Welche Eckdaten werden nun derzeit diskutiert: Ausgrenzung versicherungsfremder Leistungen, Verschärfung bei der Zuzahlung bei Medikamenten, Krankenhausaufenthalten, Brillen und Zahnersatz sowie eine eventuell anfallende Praxisgebühr bei nicht vorherigem Aufsuchen des Hausarztes. Krankenkassen sollen sich leichter zusammenschließen können, nachdem ja vor nicht allzu langer Zeit die freie Kassengründung und auch -wahl erst ermöglicht wurde. Zur Verbesserung der Patientenrechte soll eine „Stiftung Warentest” eingerichtet werden. Patienten können sich hier über Nutzen und Qualität von Medikamenten und Behandlungen informieren. Ärzte sollen zur Fortbildung verpflichtet werden. Bei nicht vorhandenem Nachweis ist ein Zulassungsentzug durch die Kassen möglich. Gesundheitszentren sind auch wieder im Gespräch. Die Kompetenzen der K(Z)Ven sollen massiv beschnitten werden. Leistungskomplexe und Fallpauschalen sollen den Geldfluss regulieren.
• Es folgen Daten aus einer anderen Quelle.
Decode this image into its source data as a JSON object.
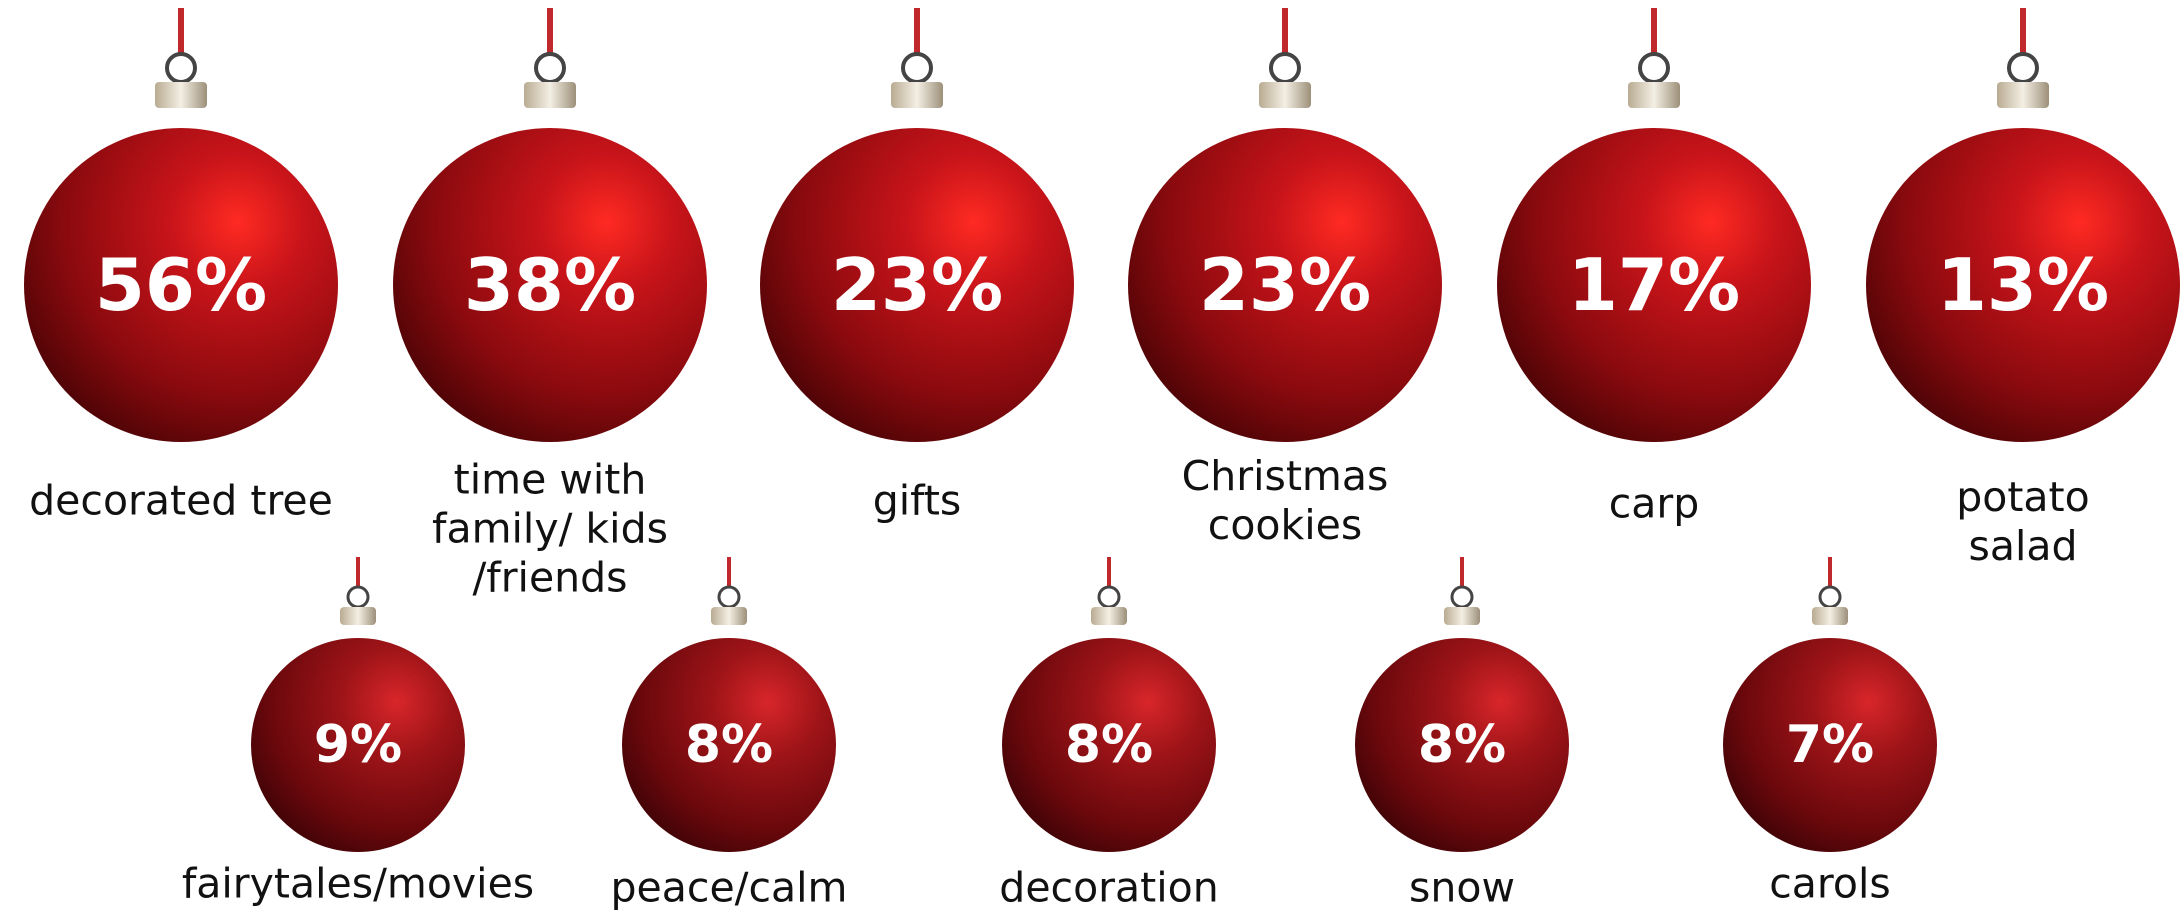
{
  "items": [
    {
      "value": "56%",
      "label": "decorated tree"
    },
    {
      "value": "38%",
      "label": "time with\nfamily/ kids\n/friends"
    },
    {
      "value": "23%",
      "label": "gifts"
    },
    {
      "value": "23%",
      "label": "Christmas\ncookies"
    },
    {
      "value": "17%",
      "label": "carp"
    },
    {
      "value": "13%",
      "label": "potato salad"
    },
    {
      "value": "9%",
      "label": "fairytales/movies"
    },
    {
      "value": "8%",
      "label": "peace/calm"
    },
    {
      "value": "8%",
      "label": "decoration"
    },
    {
      "value": "8%",
      "label": "snow"
    },
    {
      "value": "7%",
      "label": "carols"
    }
  ]
}
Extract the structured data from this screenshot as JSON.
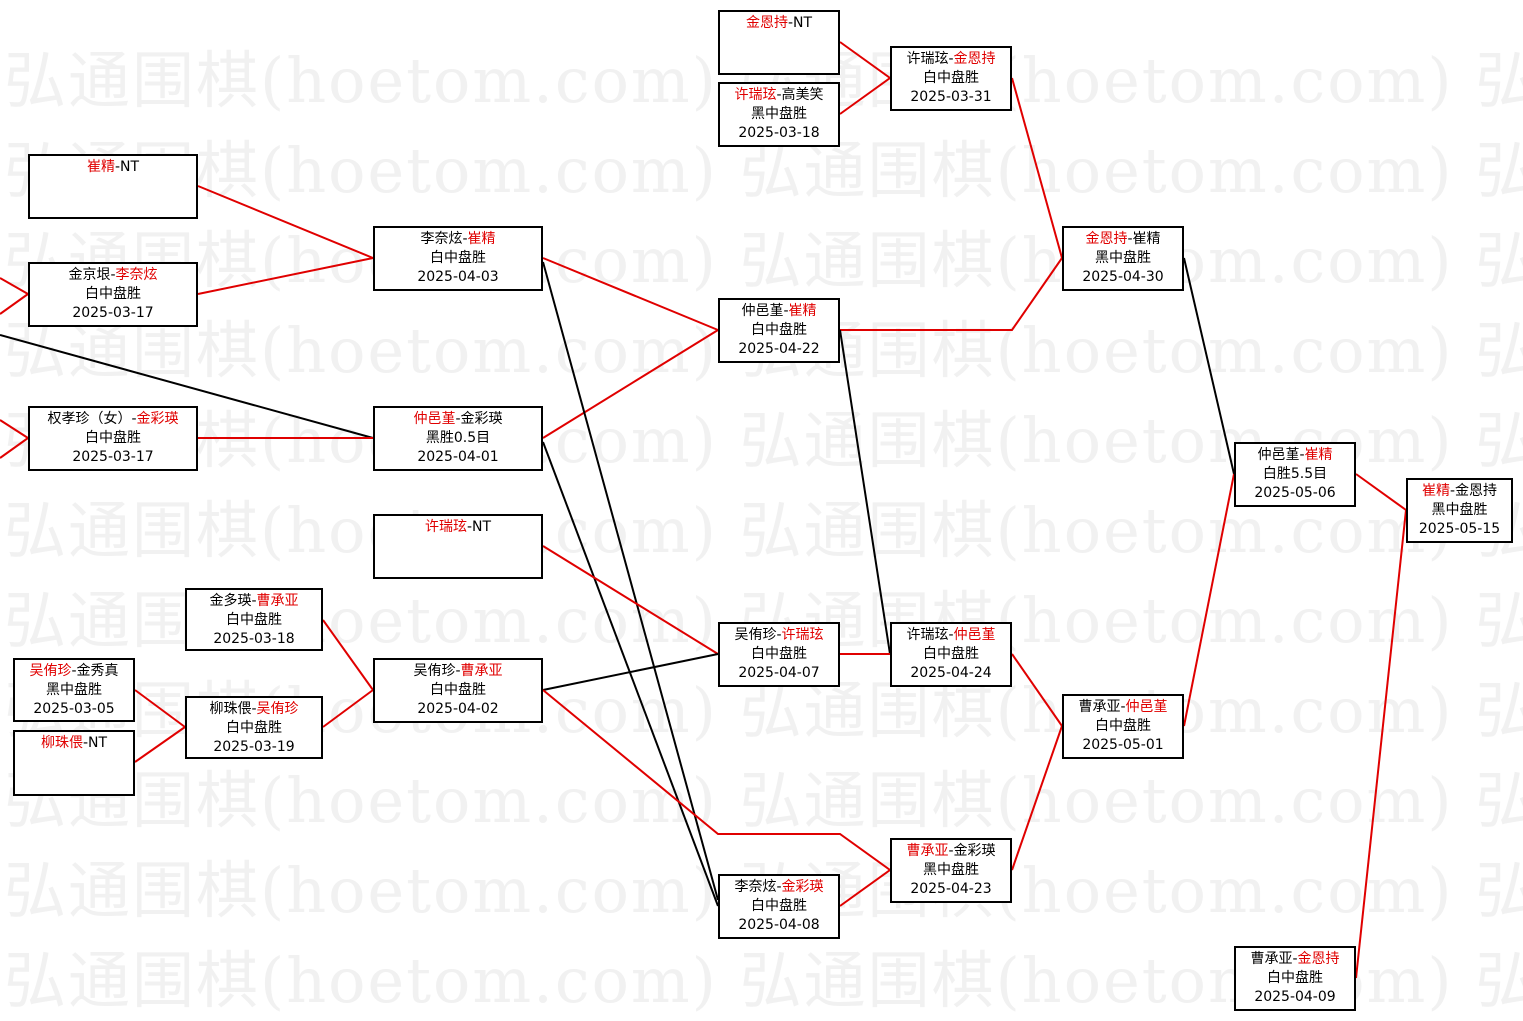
{
  "watermark": "弘通围棋(hoetom.com)",
  "colors": {
    "winner": "#e00000",
    "winner_line": "#e00000",
    "loser_line": "#000000",
    "watermark": "#f1f1f1"
  },
  "matches": [
    {
      "id": "A",
      "p1": "崔精",
      "p2": "NT",
      "winner": 1,
      "result": "",
      "date": ""
    },
    {
      "id": "B",
      "p1": "金京垠",
      "p2": "李奈炫",
      "winner": 2,
      "result": "白中盘胜",
      "date": "2025-03-17"
    },
    {
      "id": "C",
      "p1": "权孝珍（女）",
      "p2": "金彩瑛",
      "winner": 2,
      "result": "白中盘胜",
      "date": "2025-03-17"
    },
    {
      "id": "D",
      "p1": "李奈炫",
      "p2": "崔精",
      "winner": 2,
      "result": "白中盘胜",
      "date": "2025-04-03"
    },
    {
      "id": "E",
      "p1": "仲邑堇",
      "p2": "金彩瑛",
      "winner": 1,
      "result": "黑胜0.5目",
      "date": "2025-04-01"
    },
    {
      "id": "F",
      "p1": "许瑞玹",
      "p2": "NT",
      "winner": 1,
      "result": "",
      "date": ""
    },
    {
      "id": "G",
      "p1": "金多瑛",
      "p2": "曹承亚",
      "winner": 2,
      "result": "白中盘胜",
      "date": "2025-03-18"
    },
    {
      "id": "H",
      "p1": "吴侑珍",
      "p2": "金秀真",
      "winner": 1,
      "result": "黑中盘胜",
      "date": "2025-03-05"
    },
    {
      "id": "I",
      "p1": "柳珠偎",
      "p2": "NT",
      "winner": 1,
      "result": "",
      "date": ""
    },
    {
      "id": "J",
      "p1": "柳珠偎",
      "p2": "吴侑珍",
      "winner": 2,
      "result": "白中盘胜",
      "date": "2025-03-19"
    },
    {
      "id": "K",
      "p1": "吴侑珍",
      "p2": "曹承亚",
      "winner": 2,
      "result": "白中盘胜",
      "date": "2025-04-02"
    },
    {
      "id": "L",
      "p1": "金恩持",
      "p2": "NT",
      "winner": 1,
      "result": "",
      "date": ""
    },
    {
      "id": "M",
      "p1": "许瑞玹",
      "p2": "高美笑",
      "winner": 1,
      "result": "黑中盘胜",
      "date": "2025-03-18"
    },
    {
      "id": "N",
      "p1": "许瑞玹",
      "p2": "金恩持",
      "winner": 2,
      "result": "白中盘胜",
      "date": "2025-03-31"
    },
    {
      "id": "O",
      "p1": "仲邑堇",
      "p2": "崔精",
      "winner": 2,
      "result": "白中盘胜",
      "date": "2025-04-22"
    },
    {
      "id": "P",
      "p1": "吴侑珍",
      "p2": "许瑞玹",
      "winner": 2,
      "result": "白中盘胜",
      "date": "2025-04-07"
    },
    {
      "id": "Q",
      "p1": "李奈炫",
      "p2": "金彩瑛",
      "winner": 2,
      "result": "白中盘胜",
      "date": "2025-04-08"
    },
    {
      "id": "R",
      "p1": "许瑞玹",
      "p2": "仲邑堇",
      "winner": 2,
      "result": "白中盘胜",
      "date": "2025-04-24"
    },
    {
      "id": "S",
      "p1": "曹承亚",
      "p2": "金彩瑛",
      "winner": 1,
      "result": "黑中盘胜",
      "date": "2025-04-23"
    },
    {
      "id": "T",
      "p1": "金恩持",
      "p2": "崔精",
      "winner": 1,
      "result": "黑中盘胜",
      "date": "2025-04-30"
    },
    {
      "id": "U",
      "p1": "曹承亚",
      "p2": "仲邑堇",
      "winner": 2,
      "result": "白中盘胜",
      "date": "2025-05-01"
    },
    {
      "id": "V",
      "p1": "仲邑堇",
      "p2": "崔精",
      "winner": 2,
      "result": "白胜5.5目",
      "date": "2025-05-06"
    },
    {
      "id": "W",
      "p1": "崔精",
      "p2": "金恩持",
      "winner": 1,
      "result": "黑中盘胜",
      "date": "2025-05-15"
    },
    {
      "id": "X",
      "p1": "曹承亚",
      "p2": "金恩持",
      "winner": 2,
      "result": "白中盘胜",
      "date": "2025-04-09"
    }
  ]
}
Der Protest vom politischen Gegenlager und von (zahn)ärztlicher Seite war und ist natürlich groß. Selbstverständlich gelten unsere Sympathien als direkt Betroffene den Protestlern. Doch Verständnis hin oder her, es zeigt sich auch hier ein für unsere Zeit typisches Verhalten: Es betrifft allgemein das Umgehen mit Reformen. Es besteht ja durchaus bei den Politikern, Bürgern, Berufsgruppen und Verbänden die zentrale Einsicht, dass es so nicht weitergeht, dass etwas geschehen muss. Es besteht ein Konsens in der Forderung, dass das soziale System einer dringenden Heilung bedarf, allerdings - und hier liegt der Knüppel beim Hund - soll es nicht weh tun, weder den Patienten noch den Ärzten. Gebetsmühlenartig werden immer wieder dieselben Forderungen wiederholt, von denen jeder weiß, dass sie im Kern richtig sind, aber es wird gekniffen, wenn es ernst werden soll. Denn da gibt es noch ein weiteres geflügeltes Wort, das sich auf den derzeitigen Mainstream bestens übertragen lässt: lieber Heiliger Florian beschütz' mein Haus, zünd' andere an. Wenn schon Einschnitte, dann also erst einmal bei den anderen. Dass dieses Verhalten völlig kontraproduktiv ist, weiß zwar auch jeder, aber mit dem Dagegensein hat man vermeintlich an Profil gewonnen.

So stehen wir also sehenden Auges mehr oder weniger am Rande eines Kollaps. Niemand hat das Sagen, aber jeder hat das Nein-Sagen. Mit dem Ergebnis, dass das, was getan wird, keiner gewollt hat, und dass das, was geschieht, keiner verantworten will.